Each step has a compensating action for rollback

Idempotency

// Problem: Network retry sends same request twice
// Solution: Idempotency key

async function processPayment(request: PaymentRequest) {
  const idempotencyKey = request.headers['Idempotency-Key'];

  // Check if already processed
  const existing = await redis.get(`payment:${idempotencyKey}`);
  if (existing) return JSON.parse(existing); // Return cached result

  // Process payment
  const result = await stripe.charge(request.body);

  // Cache result with TTL
  await redis.setex(`payment:${idempotencyKey}`, 86400, JSON.stringify(result));

  return result;
}

Service Discovery

┌─────────────────────────────────────────┐
│         Service Registry (Consul/etcd)   │
│  ┌─────────────────────────────────────┐ │
│  │ user-service: [10.0.1.1, 10.0.1.2] │ │
│  │ order-service: [10.0.2.1]          │ │
│  │ payment-service: [10.0.3.1, .3.2]  │ │
│  └─────────────────────────────────────┘ │
└─────────────────────────────────────────┘

1. Service starts → registers itself
2. Service needs another → queries registry
3. Service stops → deregisters (or health check removes it)

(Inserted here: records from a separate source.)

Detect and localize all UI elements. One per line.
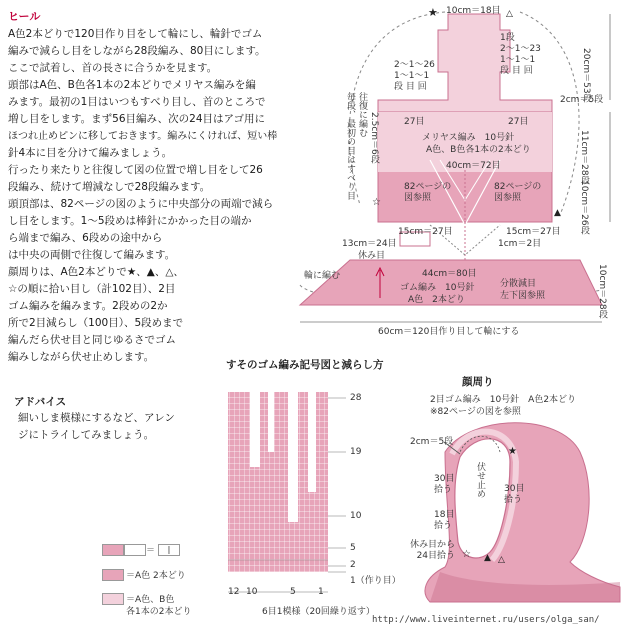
ref-right-label: 82ページの 図参照 [494,182,542,203]
body-label-1: メリヤス編み 10号針 [422,133,515,143]
body-label-2: A色、B色各1本の2本どり [426,145,531,155]
instruction-line: ら端まで編み、6段めの途中から [8,232,163,244]
left-rows-label: 2～1～26 1～1～1 段 目 回 [394,60,435,92]
row-10-label: 10 [350,511,362,521]
row-28-label: 28 [350,393,362,403]
dim-27-label-r: 27目 [508,117,529,127]
heel-instructions [8,26,328,366]
face-pick-18-label: 18目 拾う [434,510,455,531]
col-label-1: 1 [318,587,324,597]
instruction-line: ここで試着し、首の長さに合うかを見ます。 [8,62,218,74]
face-line-2: ※82ページの図を参照 [430,407,521,417]
dim-15cm-left-label: 15cm＝27目 [398,227,453,237]
instruction-line: 針4本に目を分けて編みましょう。 [8,147,173,159]
legend-swatch-ab [102,593,124,605]
star-outline-icon: ☆ [372,197,381,208]
face-title: 顔周り [462,376,494,388]
chart-section-title: すそのゴム編み記号図と減らし方 [226,359,384,371]
heel-title: ヒール [8,10,41,23]
dim-13cm-label: 13cm＝24目 [342,239,397,249]
row-1-label: 1（作り目） [350,576,401,586]
decrease-label-1: 分散減目 [500,279,537,289]
star-icon: ★ [428,6,438,19]
legend-item-3b: 各1本の2本どり [126,607,192,617]
triangle-icon: △ [506,9,513,19]
face-line-1: 2目ゴム編み 10号針 A色2本どり [430,395,577,405]
advice-text [18,410,238,444]
vertical-note: 毎段、最初の目はすべり目 [345,92,355,200]
decrease-label-2: 左下図参照 [500,291,546,301]
dim-44cm-label: 44cm＝80目 [422,269,477,279]
instruction-line: 編みで減らし目をしながら28段編み、80目にします。 [8,45,266,57]
rest-stitch-label: 休み目 [358,251,386,261]
instruction-line: ゴム編みを編みます。2段めの2か [8,300,168,312]
dim-27-label-l: 27目 [404,117,425,127]
watermark: http://www.liveinternet.ru/users/olga_san/ [372,615,600,625]
legend-knit-symbol: | [158,544,180,556]
rib-label-1: ゴム編み 10号針 [400,283,475,293]
top-width-label: 10cm＝18目 [446,6,501,16]
instruction-line: A色2本どりで120目作り目をして輪にし、輪針でゴム [8,28,263,40]
star-outline-icon: ☆ [462,549,471,560]
instruction-line: 顔周りは、A色2本どりで★、▲、△、 [8,266,184,278]
instruction-line: みます。最初の1目はいつもすべり目し、首のところで [8,96,266,108]
instruction-line: 編んだら伏せ目と同じゆるさでゴム [8,334,176,346]
instruction-line: 頭部はA色、B色各1本の2本どりでメリヤス編みを編 [8,79,256,91]
dim-40cm-label: 40cm＝72目 [446,161,501,171]
legend-swatch-white [124,544,146,556]
ring-label: 輪に編む [304,271,341,281]
top-rows-label: 1段 2～1～23 1～1～1 段 目 回 [500,33,541,76]
legend [102,544,232,624]
triangle-filled-icon: ▲ [484,553,491,563]
ref-left-label: 82ページの 図参照 [404,182,452,203]
row-2-label: 2 [350,560,356,570]
bottom-width-label: 60cm＝120目作り目して輪にする [378,327,520,337]
col-label-12: 12 [228,587,240,597]
star-icon: ★ [508,446,517,457]
side-10cm-label: 10cm＝26段 [579,180,589,235]
advice-title: アドバイス [14,396,67,408]
legend-item-2: ＝A色 2本どり [126,571,186,581]
col-label-10: 10 [246,587,258,597]
face-rest-pick-label: 休み目から 24目拾う [410,540,456,561]
rib-label-2: A色 2本どり [408,295,465,305]
dim-1cm-label: 1cm＝2目 [498,239,542,249]
col-label-5: 5 [290,587,296,597]
row-19-label: 19 [350,447,362,457]
rib-chart-grid [220,380,370,600]
advice-line: ジにトライしてみましょう。 [18,429,155,441]
dim-25cm-label: 2.5cm＝6段 [369,112,379,164]
instruction-line: は中央の両側で往復して編みます。 [8,249,176,261]
legend-swatch-pink [102,544,124,556]
row-5-label: 5 [350,543,356,553]
side-11cm-label: 11cm＝28段 [579,130,589,185]
legend-item-3a: ＝A色、B色 [126,595,175,605]
face-pick-30b-label: 30目 拾う [504,484,525,505]
dim-15cm-right-label: 15cm＝27目 [506,227,561,237]
instruction-line: 行ったり来たりと往復して図の位置で増し目をして26 [8,164,263,176]
right-height-b-label: 2cm＝5段 [560,95,604,105]
advice-line: 細いしま模様にするなど、アレン [18,412,175,424]
repeat-label: 6目1模様（20回繰り返す） [262,607,375,617]
vertical-note-2: 往復に編む [357,92,367,137]
instruction-line: ほつれ止めピンに移しておきます。編みにくければ、短い棒 [8,131,278,142]
legend-eq: ＝ [146,546,156,556]
instruction-line: 増し目をします。まず56目編み、次の24目はアゴ用に [8,113,265,125]
instruction-line: 所で2目減らし（100目）、5段めまで [8,317,184,329]
face-2cm-label: 2cm＝5段 [410,437,454,447]
face-pick-30a-label: 30目 拾う [434,474,455,495]
legend-swatch-a [102,569,124,581]
right-height-label: 20cm＝53段 [581,48,591,103]
triangle-filled-icon: ▲ [554,208,561,218]
instruction-line: 頭頂部は、82ページの図のように中央部分の両端で減ら [8,198,274,210]
instruction-line: ☆の順に拾い目し（計102目）、2目 [8,283,176,295]
instruction-line: し目をします。1～5段めは棒針にかかった目の端か [8,215,252,227]
instruction-line: 編みしながら伏せ止めします。 [8,351,155,363]
rib-height-label: 10cm＝28段 [597,264,607,319]
face-bind-off-label: 伏せ止め [475,462,485,498]
instruction-line: 段編み、続けて増減なしで28段編みます。 [8,181,211,193]
triangle-icon: △ [498,555,505,565]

Step 6: Real-World Architecture Examples

E-Commerce (10M Users)

CDN → Load Balancer → API Gateway
                          │
         ┌────────────────┼────────────────┐
         ↓                ↓                ↓
   Product Service   Order Service   User Service
   (read-heavy)      (write-heavy)   (auth)
         │                │                │
    Redis Cache      Kafka Queue      PostgreSQL
         │                │
    PostgreSQL       Payment Svc
    (read replicas)  Inventory Svc
                     Notification Svc

Chat Application

Client → WebSocket Server (sticky sessions)
              │
         Redis Pub/Sub (fan-out messages to all WS servers)
              │
         Kafka (persistent message storage)
              │
         Cassandra (message history, partition by channel_id)

Interview Questions

SQL or NoSQL for an e-commerce platform?
- SQL (PostgreSQL) for orders, payments, inventory (ACID transactions critical). Redis for sessions, caching. Elasticsearch for product search. Mix databases for different needs.
When would you use Kafka over RabbitMQ?
- Kafka: event streaming, need message replay, very high throughput, multiple consumer groups reading same data. RabbitMQ: task queues, request-reply patterns, simpler setup, messages consumed once.
How does database indexing work?
- B-tree structure that allows O(log n) lookups instead of O(n) full table scan. Trade-off: faster reads, slower writes (index must be updated). Only index columns you frequently query.
Explain the Saga pattern.
- Distributed transaction as a sequence of local transactions. Each service does its work and publishes an event. If any step fails, compensating transactions undo previous steps. Eventual consistency instead of ACID across services.